Yes, that's right. Yeah. Like Hive was the name — actually the first work that I did at Jane Street was doing quantitative research on trading strategies and I was like oh yeah I guess we need a cluster and that pile of six boxes was our first cluster. And the trading systems themselves we also had there and that actually was more important to have out with us, and it took us time to convince ourselves it was okay to actually go and put it in another room in a rack because we actually wanted the ability to make sure we could turn the damn thing off. Like if something went wrong, just the comfort of "I could unplug it" was there. And it took time to convince people that we had enough control over the systems and we understood enough about where things were and would be able to find them if we had to go in there — that things were cleanly labeled enough that we were comfortable taking these things and moving them in the back.
Yeah. I mean, there were ups and downs. Literally at some point one of the people who was cleaning the office unplugged one of the trading systems in the middle of the day as they were vacuuming. So in the end it is in fact better to have it all in a data center but I don't know — early on it was more of a shoestring operation and we were just kind of figuring things out.

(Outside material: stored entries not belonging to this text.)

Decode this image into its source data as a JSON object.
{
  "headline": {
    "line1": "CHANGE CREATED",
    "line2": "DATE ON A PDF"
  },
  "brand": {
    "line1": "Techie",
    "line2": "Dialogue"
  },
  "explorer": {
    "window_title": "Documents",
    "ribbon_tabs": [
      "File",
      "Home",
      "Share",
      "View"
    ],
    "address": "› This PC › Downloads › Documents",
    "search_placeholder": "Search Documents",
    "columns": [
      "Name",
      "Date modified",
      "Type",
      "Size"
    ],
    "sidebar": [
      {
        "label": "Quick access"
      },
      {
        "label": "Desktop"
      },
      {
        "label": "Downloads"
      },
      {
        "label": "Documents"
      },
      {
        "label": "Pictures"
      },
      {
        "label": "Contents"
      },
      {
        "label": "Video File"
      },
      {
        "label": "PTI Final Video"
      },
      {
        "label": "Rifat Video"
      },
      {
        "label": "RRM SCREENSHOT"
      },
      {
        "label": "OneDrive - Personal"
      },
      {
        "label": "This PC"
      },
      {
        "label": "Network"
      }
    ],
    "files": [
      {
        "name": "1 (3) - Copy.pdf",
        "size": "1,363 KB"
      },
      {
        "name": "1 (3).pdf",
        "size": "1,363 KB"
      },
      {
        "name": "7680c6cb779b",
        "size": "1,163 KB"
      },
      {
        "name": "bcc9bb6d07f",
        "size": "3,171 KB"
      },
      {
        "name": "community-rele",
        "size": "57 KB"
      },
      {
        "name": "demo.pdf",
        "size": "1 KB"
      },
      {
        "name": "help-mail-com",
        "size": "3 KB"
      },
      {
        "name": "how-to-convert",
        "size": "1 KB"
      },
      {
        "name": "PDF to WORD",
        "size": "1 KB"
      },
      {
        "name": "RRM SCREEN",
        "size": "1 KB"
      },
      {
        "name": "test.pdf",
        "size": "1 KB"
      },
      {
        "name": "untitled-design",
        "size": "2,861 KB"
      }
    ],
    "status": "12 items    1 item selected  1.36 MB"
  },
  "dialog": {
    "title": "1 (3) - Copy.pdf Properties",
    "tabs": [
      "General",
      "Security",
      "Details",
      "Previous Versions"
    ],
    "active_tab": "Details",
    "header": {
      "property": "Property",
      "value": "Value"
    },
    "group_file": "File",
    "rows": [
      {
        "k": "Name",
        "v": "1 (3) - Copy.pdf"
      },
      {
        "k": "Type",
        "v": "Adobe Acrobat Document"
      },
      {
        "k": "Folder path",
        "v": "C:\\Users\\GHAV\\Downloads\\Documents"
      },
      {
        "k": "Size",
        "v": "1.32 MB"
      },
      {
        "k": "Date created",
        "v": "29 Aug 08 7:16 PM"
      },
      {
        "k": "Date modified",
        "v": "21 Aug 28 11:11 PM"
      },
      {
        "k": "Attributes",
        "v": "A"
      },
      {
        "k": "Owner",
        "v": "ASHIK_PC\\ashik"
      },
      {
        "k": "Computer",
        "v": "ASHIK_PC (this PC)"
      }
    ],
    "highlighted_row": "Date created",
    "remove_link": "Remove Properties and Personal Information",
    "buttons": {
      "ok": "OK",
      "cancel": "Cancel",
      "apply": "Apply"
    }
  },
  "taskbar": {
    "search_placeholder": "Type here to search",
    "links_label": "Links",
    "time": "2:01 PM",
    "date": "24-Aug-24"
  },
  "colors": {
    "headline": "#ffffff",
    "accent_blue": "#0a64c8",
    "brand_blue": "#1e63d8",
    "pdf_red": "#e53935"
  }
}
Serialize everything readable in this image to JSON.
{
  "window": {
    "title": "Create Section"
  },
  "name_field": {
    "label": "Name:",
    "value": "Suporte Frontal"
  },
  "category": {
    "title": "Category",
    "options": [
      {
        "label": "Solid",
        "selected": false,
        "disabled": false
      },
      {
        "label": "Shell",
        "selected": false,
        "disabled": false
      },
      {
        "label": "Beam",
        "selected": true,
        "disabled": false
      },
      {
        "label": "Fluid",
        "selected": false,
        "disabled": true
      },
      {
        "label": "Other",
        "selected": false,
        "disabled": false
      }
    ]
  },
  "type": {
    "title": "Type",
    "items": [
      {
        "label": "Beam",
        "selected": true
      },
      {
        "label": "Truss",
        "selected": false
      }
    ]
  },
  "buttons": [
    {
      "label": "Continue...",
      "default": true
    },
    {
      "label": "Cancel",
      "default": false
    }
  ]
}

But did it not need to be even back then colocated with the exchanges? So an important thing to understand about our early trading is — we were super not fast, right? Like trading latencies matter at lots of different orders of magnitude and sometimes it matters whether you're responding in seconds or milliseconds, sometimes microseconds. Like these days the very fastest systems we care about — you're talking about whether you can turn around a packet in under 100 nanoseconds.
Yeah okay I definitely want to ask you more about that when we get to the podcast. Yeah interesting.